Noelia Ferruz, a chemist specialising in bioinformatics born in Zaragoza 36 years ago, has just been chosen by the prestigious European Research Council (ERC) to solve this problem by creating a public, open and self-explanatory artificial intelligence. It will be called Athena.

“Today, artificial intelligence is already at the level of a PhD in chemistry,” explains the scientist, who heads her own research group at the Center for Genomic Regulation (CRG), in Barcelona. But thanks to its ability to devise and study compounds that nature has not invented, it will soon have a “supernatural” power, because it will exceed the terms of nature.

The researcher is the daughter of a housewife and a mechanic who had to go to work without finishing high school. Ferruz has just received 1.5 million euros to develop this system over five years. It will be an “intelligent agent”, a new type of AI capable of analysing different kinds of information: the text of a protein sequence, the three-dimensional image of the resulting molecule, the video of its different moving parts. Alongside Ferruz, a team of three bioinformaticians will train the AI ​​and two molecular biologists will test the new molecules it designs in the laboratory. The researchers will inform the system whether the experiments have worked, so that it will learn from its mistakes. It is one more step towards a more human-like intelligence.

The aim is to design new proteins that have a specific function, especially saving lives if they are used as a drug, for example, more effective antibodies against cancer. Ferruz wants to focus on enzymes, small proteins that speed up biochemical reactions. “25% of current medicines have carbon-fluorine bonds, the synthesis of which is expensive and polluting, which contributes to some costing 60,000 euros per dose,” the researcher explains. “Enzymes have the capacity to make this bond as well, but they are not used for this purpose yet.” Another possibility is to create an enzyme that binds to bisphenol A, a compound in plastic that interferes with human and animal reproduction, and neutralises it.

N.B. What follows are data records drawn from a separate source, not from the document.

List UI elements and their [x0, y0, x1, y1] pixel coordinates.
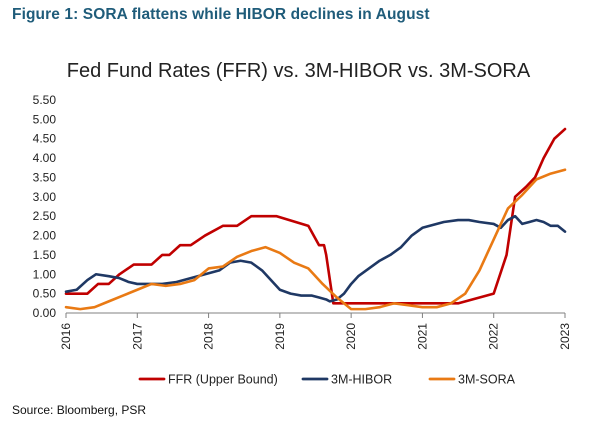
- y-tick-label: 1.00: [33, 267, 57, 281]
- y-tick-label: 2.00: [33, 229, 57, 243]
- y-tick-label: 3.50: [33, 170, 57, 184]
- x-tick-label: 2017: [130, 323, 144, 350]
- line-chart: 0.00 0.50 1.00 1.50 2.00 2.50 3.00 3.50 4.00 4.50…: [33, 93, 572, 387]
- source-note: Source: Bloomberg, PSR: [12, 403, 147, 417]
- y-tick-label: 0.00: [33, 306, 57, 320]
- series-line-3m-sora: [64, 168, 567, 311]
- x-tick-label: 2020: [344, 323, 358, 350]
- y-tick-label: 5.50: [33, 93, 57, 107]
- chart-title: Fed Fund Rates (FFR) vs. 3M-HIBOR vs. 3M…: [66, 60, 531, 82]
- y-tick-label: 4.50: [33, 132, 57, 146]
- x-tick-label: 2021: [415, 323, 429, 350]
- legend-label: 3M-SORA: [458, 373, 516, 387]
- legend: FFR (Upper Bound) 3M-HIBOR 3M-SORA: [138, 373, 516, 387]
- x-tick-label: 2019: [273, 323, 287, 350]
- y-tick-label: 4.00: [33, 151, 57, 165]
- y-tick-label: 2.50: [33, 209, 57, 223]
- x-tick-label: 2022: [487, 323, 501, 350]
- series-line-ffr-upper-bound: [64, 127, 567, 305]
- x-tick-label: 2018: [202, 323, 216, 350]
- series-lines: [64, 127, 567, 311]
- y-tick-label: 3.00: [33, 190, 57, 204]
- x-tick-label: 2023: [558, 323, 572, 350]
- y-axis: 0.00 0.50 1.00 1.50 2.00 2.50 3.00 3.50 4.00 4.50…: [33, 93, 57, 320]
- y-tick-label: 0.50: [33, 287, 57, 301]
- figure-title: Figure 1: SORA flattens while HIBOR decl…: [12, 6, 430, 23]
- legend-label: FFR (Upper Bound): [168, 373, 278, 387]
- y-tick-label: 1.50: [33, 248, 57, 262]
- x-tick-label: 2016: [59, 323, 73, 350]
- y-tick-label: 5.00: [33, 112, 57, 126]
- x-axis: 2016 2017 2018 2019 2020 2021 2022 2023: [59, 312, 572, 350]
- legend-label: 3M-HIBOR: [331, 373, 392, 387]
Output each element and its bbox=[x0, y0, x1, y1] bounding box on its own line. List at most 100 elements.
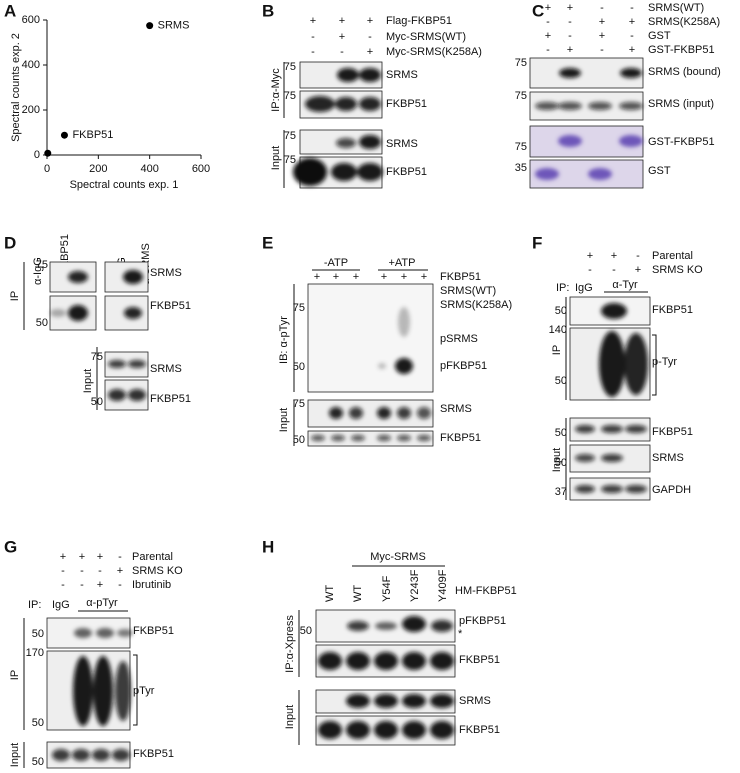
bands bbox=[575, 425, 647, 433]
band bbox=[375, 622, 397, 630]
x-tick-label: 200 bbox=[89, 163, 107, 175]
band-label: FKBP51 bbox=[440, 432, 481, 444]
band bbox=[620, 68, 642, 78]
band bbox=[96, 628, 114, 638]
band bbox=[347, 621, 369, 631]
bands bbox=[73, 656, 131, 726]
marker: 50 bbox=[32, 756, 44, 768]
bands bbox=[52, 749, 130, 761]
panel-letter: E bbox=[262, 233, 273, 252]
bands bbox=[311, 435, 431, 441]
marker: 50 bbox=[555, 375, 567, 387]
band bbox=[395, 358, 413, 374]
band bbox=[624, 333, 648, 395]
condition-label: Parental bbox=[652, 250, 693, 262]
sign: + bbox=[545, 2, 551, 14]
group-label: -ATP bbox=[324, 257, 348, 269]
band bbox=[377, 407, 391, 419]
lane-label: Y243F bbox=[409, 569, 421, 602]
band bbox=[575, 485, 595, 493]
sign: + bbox=[401, 271, 407, 283]
sign: - bbox=[340, 46, 344, 58]
band bbox=[108, 360, 126, 368]
band bbox=[329, 407, 343, 419]
bands bbox=[347, 616, 453, 632]
band-label: FKBP51 bbox=[133, 748, 174, 760]
band bbox=[128, 389, 146, 401]
band bbox=[575, 425, 595, 433]
side-label: IP bbox=[551, 345, 563, 355]
condition-label: SRMS KO bbox=[132, 565, 183, 577]
side-label: IP:α-Myc bbox=[270, 68, 282, 112]
band bbox=[535, 168, 559, 180]
bands bbox=[346, 694, 454, 708]
band bbox=[417, 435, 431, 441]
point-label: SRMS bbox=[158, 20, 190, 32]
band bbox=[73, 656, 93, 726]
panel-letter: D bbox=[4, 233, 16, 252]
condition-label: Myc-SRMS(WT) bbox=[386, 31, 466, 43]
band bbox=[68, 271, 88, 283]
bands bbox=[123, 270, 143, 284]
side-label: Input bbox=[551, 448, 563, 472]
marker: 50 bbox=[293, 434, 305, 446]
band bbox=[74, 628, 92, 638]
side-label: Input bbox=[278, 408, 290, 432]
sign: - bbox=[600, 44, 604, 56]
bands bbox=[575, 485, 647, 493]
bands bbox=[318, 721, 454, 739]
panel-letter: G bbox=[4, 537, 17, 556]
bands bbox=[108, 389, 146, 401]
bands bbox=[559, 68, 642, 78]
band-label: FKBP51 bbox=[133, 625, 174, 637]
band bbox=[558, 135, 582, 147]
band bbox=[558, 102, 582, 110]
band bbox=[359, 135, 381, 149]
condition-label: Parental bbox=[132, 551, 173, 563]
marker: 75 bbox=[293, 398, 305, 410]
blot bbox=[307, 430, 434, 447]
sign: + bbox=[314, 271, 320, 283]
band bbox=[377, 435, 391, 441]
sign: + bbox=[629, 44, 635, 56]
point-label: FKBP51 bbox=[72, 129, 113, 141]
band-label: FKBP51 bbox=[150, 393, 191, 405]
band bbox=[108, 389, 126, 401]
band bbox=[115, 661, 131, 721]
sign: - bbox=[61, 579, 65, 591]
band bbox=[351, 435, 365, 441]
condition-label: SRMS KO bbox=[652, 264, 703, 276]
sign: - bbox=[612, 264, 616, 276]
bands bbox=[50, 305, 88, 321]
band bbox=[123, 270, 143, 284]
bands bbox=[329, 407, 431, 419]
condition-label: GST bbox=[648, 30, 671, 42]
sign: + bbox=[339, 31, 345, 43]
sign: + bbox=[333, 271, 339, 283]
sign: - bbox=[311, 31, 315, 43]
marker: 75 bbox=[284, 130, 296, 142]
condition-label: FKBP51 bbox=[440, 271, 481, 283]
band bbox=[588, 168, 612, 180]
side-label: Input bbox=[9, 743, 21, 767]
bands bbox=[108, 360, 146, 368]
point bbox=[44, 149, 52, 157]
marker: 35 bbox=[515, 162, 527, 174]
blot bbox=[307, 399, 434, 428]
sign: + bbox=[97, 551, 103, 563]
marker: 75 bbox=[36, 259, 48, 271]
band-label: FKBP51 bbox=[386, 166, 427, 178]
sign: + bbox=[97, 579, 103, 591]
band-label: GAPDH bbox=[652, 484, 691, 496]
sign: + bbox=[629, 16, 635, 28]
y-tick-label: 200 bbox=[22, 104, 40, 116]
sign: - bbox=[600, 2, 604, 14]
sign: + bbox=[353, 271, 359, 283]
sign: + bbox=[60, 551, 66, 563]
band bbox=[359, 97, 381, 111]
ip-label: IP: bbox=[556, 282, 569, 294]
band bbox=[374, 652, 398, 670]
sign: + bbox=[310, 15, 316, 27]
y-tick-label: 0 bbox=[34, 149, 40, 161]
bands bbox=[318, 652, 454, 670]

The most difficult part of the project will not be creating this agent, but understanding it. Current language models such as ChatGPT are made up of layers of artificial neurons. “Each one performs an operation and passes it on to the next. In the end we have up to a billion neurons in the latest versions. We see a constellation of neurons being activated, but we don’t understand why; and the model doesn’t know how to explain it to us,” explains Ferruz.

His goal is to understand how it arrives at its result, which in the field is called explanatory AI. “It is quite laborious, but we can open it layer by layer, see which neurons are being activated in response to certain stimuli, show us what it has learned and understand how it generates protein sequences better than a human,” he explains. The research has a surprising parallel with the study of the brain —100 billion neurons that establish 100 trillion connections—, with the added paradox that, in this case, we have created this intelligence.

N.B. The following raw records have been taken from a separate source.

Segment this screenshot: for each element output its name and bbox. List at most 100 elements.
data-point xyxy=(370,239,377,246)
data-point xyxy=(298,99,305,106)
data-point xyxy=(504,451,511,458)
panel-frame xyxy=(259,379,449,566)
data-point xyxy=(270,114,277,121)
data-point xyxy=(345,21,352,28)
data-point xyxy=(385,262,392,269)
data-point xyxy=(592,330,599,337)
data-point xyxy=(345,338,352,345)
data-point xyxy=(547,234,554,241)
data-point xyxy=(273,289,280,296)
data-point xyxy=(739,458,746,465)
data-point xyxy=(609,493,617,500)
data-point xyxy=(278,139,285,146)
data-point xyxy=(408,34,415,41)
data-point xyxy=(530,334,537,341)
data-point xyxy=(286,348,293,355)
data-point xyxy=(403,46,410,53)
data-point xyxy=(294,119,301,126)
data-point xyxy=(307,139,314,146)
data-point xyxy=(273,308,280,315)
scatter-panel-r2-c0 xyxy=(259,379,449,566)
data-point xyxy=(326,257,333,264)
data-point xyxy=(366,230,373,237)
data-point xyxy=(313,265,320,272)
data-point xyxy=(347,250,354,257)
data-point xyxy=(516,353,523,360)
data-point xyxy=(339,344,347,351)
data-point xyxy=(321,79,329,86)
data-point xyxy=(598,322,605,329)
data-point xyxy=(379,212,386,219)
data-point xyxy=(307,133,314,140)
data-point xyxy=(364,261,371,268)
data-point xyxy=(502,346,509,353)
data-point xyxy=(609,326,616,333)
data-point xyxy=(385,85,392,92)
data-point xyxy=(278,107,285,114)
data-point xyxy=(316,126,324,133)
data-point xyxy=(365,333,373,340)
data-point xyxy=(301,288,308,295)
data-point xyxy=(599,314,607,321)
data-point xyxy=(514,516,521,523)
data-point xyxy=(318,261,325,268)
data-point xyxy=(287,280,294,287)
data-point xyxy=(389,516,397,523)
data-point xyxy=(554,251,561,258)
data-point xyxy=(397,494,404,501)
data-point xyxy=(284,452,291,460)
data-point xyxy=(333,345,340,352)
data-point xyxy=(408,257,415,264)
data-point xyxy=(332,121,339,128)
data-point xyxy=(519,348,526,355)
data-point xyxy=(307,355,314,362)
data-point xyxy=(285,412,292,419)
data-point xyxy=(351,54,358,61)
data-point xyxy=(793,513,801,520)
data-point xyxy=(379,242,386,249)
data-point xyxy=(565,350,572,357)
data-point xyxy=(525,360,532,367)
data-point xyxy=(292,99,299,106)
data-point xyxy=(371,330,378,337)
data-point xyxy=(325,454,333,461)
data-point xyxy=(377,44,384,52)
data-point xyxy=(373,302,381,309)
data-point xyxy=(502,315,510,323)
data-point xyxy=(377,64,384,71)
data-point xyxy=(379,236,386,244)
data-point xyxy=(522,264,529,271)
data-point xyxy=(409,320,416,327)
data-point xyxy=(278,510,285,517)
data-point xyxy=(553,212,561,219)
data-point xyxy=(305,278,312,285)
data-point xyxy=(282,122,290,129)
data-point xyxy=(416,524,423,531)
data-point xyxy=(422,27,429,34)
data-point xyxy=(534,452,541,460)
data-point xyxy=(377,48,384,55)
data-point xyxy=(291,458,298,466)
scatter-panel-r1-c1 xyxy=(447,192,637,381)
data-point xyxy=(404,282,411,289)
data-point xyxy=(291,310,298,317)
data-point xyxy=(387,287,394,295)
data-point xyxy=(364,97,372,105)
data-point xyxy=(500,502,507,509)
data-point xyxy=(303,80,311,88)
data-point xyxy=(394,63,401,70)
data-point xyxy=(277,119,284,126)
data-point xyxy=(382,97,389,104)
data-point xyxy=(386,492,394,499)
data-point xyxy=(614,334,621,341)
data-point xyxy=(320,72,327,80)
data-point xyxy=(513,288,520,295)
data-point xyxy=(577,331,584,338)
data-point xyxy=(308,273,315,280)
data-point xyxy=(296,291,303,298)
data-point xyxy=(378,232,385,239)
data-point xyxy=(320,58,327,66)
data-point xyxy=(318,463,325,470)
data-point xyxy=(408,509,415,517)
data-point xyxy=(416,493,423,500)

Sitting in a glass-walled office, just a few steps from the shore of the Mediterranean, Ferruz says with a smile that she wanted to call this system Pandora. A colleague reminded her that all the evils that plague humanity came from that box, according to the myth. “I asked ChatGPT and they suggested Athena.” [Atenea en inglés]“She is the Greek goddess of wisdom, so it is quite fitting, although she is also a goddess of war.”

The ERC is the most prestigious and demanding scientific body in the European Union. Every year, it selects emerging projects from young researchers, which can then continue their trajectory with new rounds of funding. Ferruz’s project is one of 33 selected in Spain, out of a total of 494.